I also feel like me changing is upsetting people. Like in my topic that I last posted, I talked about me trying to socialize with people in my singing group. I talked to 2 older guys about me hearing about partying on a singing trip and how it sounds like fun. I told them that I heard about what happened (and it wasn't about them) on the trips. They said Yeah you're so invited to party with us. Then yesterday, at our performance, we were all in a room. And I hear one of the older guys talking to his girl/guy friends about me knowing all this information and how I shouldn't get too crazy with partying. (I even told them that another guy told me stuff about the trips. They don't even know me at all. How do they know I go crazy? I don't...) They were saying this right behind my back secretly whispering and thought I couldn't hear it.
Then one of the girls said I remember floor length dresses in highschool (with a dissatisfying look in her face) and I was wearing a floor length dress because I didn't buy a shorter dress yet for my new class.

This situation (yesterday) is what brought me down yesterday and today.
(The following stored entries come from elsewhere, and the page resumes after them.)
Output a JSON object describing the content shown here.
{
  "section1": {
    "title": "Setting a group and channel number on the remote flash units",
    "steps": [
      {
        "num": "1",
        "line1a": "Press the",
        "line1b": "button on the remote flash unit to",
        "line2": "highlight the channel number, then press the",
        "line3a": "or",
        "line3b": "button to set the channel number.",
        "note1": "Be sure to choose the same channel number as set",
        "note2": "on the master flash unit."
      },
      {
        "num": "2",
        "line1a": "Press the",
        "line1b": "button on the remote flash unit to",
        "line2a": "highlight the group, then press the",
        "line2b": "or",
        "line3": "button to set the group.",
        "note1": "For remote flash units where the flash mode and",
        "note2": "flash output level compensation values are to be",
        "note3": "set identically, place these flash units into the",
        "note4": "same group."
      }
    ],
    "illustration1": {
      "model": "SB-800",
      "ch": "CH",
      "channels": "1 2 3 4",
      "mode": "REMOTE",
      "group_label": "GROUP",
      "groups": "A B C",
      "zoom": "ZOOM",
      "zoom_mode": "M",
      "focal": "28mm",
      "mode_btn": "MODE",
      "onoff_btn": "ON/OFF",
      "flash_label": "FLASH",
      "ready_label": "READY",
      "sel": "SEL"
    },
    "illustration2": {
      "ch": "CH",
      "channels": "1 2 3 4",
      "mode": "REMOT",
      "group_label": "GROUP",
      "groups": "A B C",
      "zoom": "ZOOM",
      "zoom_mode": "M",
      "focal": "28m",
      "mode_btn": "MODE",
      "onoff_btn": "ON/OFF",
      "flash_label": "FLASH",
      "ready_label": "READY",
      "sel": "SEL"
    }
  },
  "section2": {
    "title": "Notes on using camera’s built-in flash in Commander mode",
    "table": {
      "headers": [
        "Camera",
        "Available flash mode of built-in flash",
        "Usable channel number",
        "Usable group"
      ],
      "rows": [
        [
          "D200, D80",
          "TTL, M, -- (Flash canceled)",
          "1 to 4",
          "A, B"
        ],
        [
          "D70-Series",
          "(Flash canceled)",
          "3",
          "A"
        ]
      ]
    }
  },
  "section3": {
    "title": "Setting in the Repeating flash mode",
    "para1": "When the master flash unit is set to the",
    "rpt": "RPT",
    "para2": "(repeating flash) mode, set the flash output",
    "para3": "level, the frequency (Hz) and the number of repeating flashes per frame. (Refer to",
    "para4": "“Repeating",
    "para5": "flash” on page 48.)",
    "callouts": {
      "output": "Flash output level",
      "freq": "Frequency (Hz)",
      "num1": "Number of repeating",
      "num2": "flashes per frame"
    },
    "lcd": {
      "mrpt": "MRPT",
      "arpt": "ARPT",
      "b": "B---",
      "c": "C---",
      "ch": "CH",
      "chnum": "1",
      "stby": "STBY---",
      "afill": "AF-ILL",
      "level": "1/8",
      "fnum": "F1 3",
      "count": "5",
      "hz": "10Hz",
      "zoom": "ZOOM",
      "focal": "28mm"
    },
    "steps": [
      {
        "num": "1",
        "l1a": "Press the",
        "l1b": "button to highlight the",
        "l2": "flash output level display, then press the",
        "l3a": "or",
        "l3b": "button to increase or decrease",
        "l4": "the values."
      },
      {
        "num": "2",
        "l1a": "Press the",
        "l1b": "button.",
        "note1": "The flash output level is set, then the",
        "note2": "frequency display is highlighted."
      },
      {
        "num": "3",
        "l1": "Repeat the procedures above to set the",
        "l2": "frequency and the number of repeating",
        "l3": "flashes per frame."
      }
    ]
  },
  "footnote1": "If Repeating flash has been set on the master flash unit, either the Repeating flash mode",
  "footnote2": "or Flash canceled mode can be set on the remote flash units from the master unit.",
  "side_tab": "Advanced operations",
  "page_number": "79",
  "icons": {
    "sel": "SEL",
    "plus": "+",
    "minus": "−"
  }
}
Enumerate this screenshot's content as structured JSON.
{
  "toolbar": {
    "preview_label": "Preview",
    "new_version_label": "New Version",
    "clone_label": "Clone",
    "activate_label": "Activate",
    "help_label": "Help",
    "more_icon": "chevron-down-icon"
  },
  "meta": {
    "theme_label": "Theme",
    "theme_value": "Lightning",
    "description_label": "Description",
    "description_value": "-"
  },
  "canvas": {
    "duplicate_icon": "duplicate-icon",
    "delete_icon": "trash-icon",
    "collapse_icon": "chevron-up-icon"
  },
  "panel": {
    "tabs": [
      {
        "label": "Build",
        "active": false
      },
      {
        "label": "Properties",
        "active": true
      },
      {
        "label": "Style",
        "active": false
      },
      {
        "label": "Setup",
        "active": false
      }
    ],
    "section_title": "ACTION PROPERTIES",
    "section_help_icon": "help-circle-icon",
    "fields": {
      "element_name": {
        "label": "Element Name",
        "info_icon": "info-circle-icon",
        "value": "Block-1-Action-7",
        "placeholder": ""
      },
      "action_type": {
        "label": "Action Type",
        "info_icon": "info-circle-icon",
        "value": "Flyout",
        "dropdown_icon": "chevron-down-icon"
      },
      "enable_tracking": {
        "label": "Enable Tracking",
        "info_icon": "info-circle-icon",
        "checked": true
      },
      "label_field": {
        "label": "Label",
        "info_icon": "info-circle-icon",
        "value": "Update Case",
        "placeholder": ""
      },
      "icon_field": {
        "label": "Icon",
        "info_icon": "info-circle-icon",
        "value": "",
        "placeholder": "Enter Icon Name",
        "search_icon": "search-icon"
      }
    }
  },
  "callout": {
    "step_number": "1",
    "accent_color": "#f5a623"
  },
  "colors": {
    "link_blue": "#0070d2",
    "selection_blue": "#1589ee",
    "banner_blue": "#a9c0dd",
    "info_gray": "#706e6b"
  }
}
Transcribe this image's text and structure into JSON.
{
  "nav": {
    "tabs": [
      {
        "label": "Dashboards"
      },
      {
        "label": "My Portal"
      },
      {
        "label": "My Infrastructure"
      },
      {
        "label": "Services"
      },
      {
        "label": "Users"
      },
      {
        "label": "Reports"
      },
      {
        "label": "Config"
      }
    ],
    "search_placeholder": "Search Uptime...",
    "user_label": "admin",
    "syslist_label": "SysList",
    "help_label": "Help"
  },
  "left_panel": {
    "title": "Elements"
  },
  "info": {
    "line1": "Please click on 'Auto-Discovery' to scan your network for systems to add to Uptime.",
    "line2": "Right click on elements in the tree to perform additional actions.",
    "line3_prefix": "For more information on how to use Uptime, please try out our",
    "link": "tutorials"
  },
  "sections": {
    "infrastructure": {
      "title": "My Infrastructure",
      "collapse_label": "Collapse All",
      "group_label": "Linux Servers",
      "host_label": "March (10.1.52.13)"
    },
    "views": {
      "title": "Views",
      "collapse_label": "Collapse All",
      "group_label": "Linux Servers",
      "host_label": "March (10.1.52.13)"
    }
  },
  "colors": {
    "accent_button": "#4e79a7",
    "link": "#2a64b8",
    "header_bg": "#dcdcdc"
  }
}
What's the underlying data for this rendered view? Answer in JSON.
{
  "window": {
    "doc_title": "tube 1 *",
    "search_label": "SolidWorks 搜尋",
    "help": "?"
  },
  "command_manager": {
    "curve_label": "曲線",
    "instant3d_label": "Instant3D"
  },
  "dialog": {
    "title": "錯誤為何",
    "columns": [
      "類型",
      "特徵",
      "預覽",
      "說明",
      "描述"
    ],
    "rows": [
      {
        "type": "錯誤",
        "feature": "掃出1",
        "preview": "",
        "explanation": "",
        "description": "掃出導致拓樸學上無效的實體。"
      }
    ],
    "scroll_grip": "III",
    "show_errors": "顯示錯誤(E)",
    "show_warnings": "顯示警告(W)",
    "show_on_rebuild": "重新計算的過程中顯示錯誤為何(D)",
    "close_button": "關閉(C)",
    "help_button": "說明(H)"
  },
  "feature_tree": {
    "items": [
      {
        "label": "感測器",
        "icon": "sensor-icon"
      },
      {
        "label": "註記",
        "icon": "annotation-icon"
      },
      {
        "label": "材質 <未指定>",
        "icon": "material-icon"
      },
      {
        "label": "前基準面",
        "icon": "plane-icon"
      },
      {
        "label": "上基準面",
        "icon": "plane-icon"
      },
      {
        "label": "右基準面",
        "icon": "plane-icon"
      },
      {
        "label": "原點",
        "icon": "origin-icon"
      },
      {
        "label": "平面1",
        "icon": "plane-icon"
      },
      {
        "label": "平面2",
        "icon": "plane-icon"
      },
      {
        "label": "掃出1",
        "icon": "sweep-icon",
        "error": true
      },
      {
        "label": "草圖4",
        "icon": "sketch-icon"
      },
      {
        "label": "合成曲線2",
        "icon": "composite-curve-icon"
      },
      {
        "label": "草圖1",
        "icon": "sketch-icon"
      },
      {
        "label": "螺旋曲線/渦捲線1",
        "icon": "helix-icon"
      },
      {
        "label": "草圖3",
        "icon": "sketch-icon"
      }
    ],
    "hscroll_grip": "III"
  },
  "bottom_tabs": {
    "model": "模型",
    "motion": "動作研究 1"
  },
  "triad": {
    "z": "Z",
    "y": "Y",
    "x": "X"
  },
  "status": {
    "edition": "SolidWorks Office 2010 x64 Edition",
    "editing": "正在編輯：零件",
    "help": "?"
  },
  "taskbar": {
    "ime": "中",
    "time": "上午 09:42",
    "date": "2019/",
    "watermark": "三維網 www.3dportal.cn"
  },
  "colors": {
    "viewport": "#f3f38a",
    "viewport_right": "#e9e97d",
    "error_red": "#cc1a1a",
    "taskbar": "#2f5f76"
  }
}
I felt extremely depressed.
I felt down because I thought, why do they not like me? I mean why did they talk crap about me knowing information and about partying on the trip. Is that so bad? I didn't think it was bad at all. Why did that girl make me feel bad about me wearing a floor length dress? And let me just say the dress was very flattering on me so maybe she was jealous? May I mention the people talking crap is way older than I am.

Now I'm afraid that one of then might find this post somehow. I am afraid she will read this.
I am also afraid the older kids in the group might tell my teacher about knowing I drink at 18 because they are close to her.
I am afraid she might talk to me about it and I am just fearful.
I feel depressed. And scared. And unsupported. And alone. I feel bad about being me.